Suspension de l’aide humanitaire vers Gaza par Israël après une violation jugée de l’accord par le Hamas
Contexte et mesures d’urgence
Le transfert d’aide humanitaire vers la bande de Gaza est suspendu jusqu’à nouvel ordre, selon un responsable sécuritaire israélien qui décrit cette décision comme une réaction à une violation flagrante de l’accord par le Hamas.
Réactions du premier ministre et du ministère de la Défense
Le Premier ministre Benjamin Netanyahu a dénoncé une violation du cessez-le-feu et a ordonné à l’armée d’agir avec fermeté contre des cibles présentées comme terroristes à Gaza. Le ministre de la Défense, Israël Katz, a averti que le Hamas paierait un lourd tribut pour chaque tir visant les soldats israéliens.
Échanges et jeux d’accusations sur la trêve
Israël et le Hamas s’accusent mutuellement de violer la trêve et ont échangé des tirs, selon des informations en circulation.

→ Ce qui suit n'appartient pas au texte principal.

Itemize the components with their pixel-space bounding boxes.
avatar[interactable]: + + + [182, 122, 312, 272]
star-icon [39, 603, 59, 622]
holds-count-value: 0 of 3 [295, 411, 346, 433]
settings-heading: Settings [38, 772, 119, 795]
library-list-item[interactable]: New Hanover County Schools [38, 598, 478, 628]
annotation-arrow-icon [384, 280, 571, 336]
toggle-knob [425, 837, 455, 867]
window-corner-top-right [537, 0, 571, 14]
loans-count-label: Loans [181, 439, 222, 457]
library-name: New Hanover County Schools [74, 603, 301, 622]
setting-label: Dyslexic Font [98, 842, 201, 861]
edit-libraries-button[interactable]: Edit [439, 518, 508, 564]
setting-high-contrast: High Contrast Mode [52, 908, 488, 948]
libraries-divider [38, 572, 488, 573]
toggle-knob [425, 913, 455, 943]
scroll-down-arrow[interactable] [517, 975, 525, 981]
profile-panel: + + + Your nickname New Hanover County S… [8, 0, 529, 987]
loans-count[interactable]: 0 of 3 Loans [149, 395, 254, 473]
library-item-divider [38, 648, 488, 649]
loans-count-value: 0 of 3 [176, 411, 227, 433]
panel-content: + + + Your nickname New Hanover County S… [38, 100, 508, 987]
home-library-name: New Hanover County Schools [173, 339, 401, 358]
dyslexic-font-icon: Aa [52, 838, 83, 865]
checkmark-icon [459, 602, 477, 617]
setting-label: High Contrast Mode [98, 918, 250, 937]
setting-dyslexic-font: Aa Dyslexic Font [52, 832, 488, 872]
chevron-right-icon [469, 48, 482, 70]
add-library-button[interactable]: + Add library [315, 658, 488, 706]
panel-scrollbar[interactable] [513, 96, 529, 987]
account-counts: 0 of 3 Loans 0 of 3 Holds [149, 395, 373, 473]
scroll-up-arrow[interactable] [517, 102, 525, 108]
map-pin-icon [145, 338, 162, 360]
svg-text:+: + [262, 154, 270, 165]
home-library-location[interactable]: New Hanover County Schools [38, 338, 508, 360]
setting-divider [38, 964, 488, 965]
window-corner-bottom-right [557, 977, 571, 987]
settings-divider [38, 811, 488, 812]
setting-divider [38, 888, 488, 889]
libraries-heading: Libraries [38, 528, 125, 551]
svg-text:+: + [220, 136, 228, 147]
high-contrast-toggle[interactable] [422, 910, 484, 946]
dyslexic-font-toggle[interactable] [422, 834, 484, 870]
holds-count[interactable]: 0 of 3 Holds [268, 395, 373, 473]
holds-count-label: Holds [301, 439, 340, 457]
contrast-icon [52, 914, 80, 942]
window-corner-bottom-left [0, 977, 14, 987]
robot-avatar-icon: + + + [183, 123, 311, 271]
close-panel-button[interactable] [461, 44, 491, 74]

Le Hamas réplique en réaffirmant son engagement envers le cessez-le-feu et en accusant Israël d’inventer des prétextes pour justifier ses crimes.
Contexte international et entrée en vigueur du cessez-le-feu
Sous la pression du président américain Donald Trump, un cessez-le-feu est entré en vigueur le 10 octobre après deux années de guerre à Gaza, déclenchée par une attaque du Hamas le 7 octobre 2023.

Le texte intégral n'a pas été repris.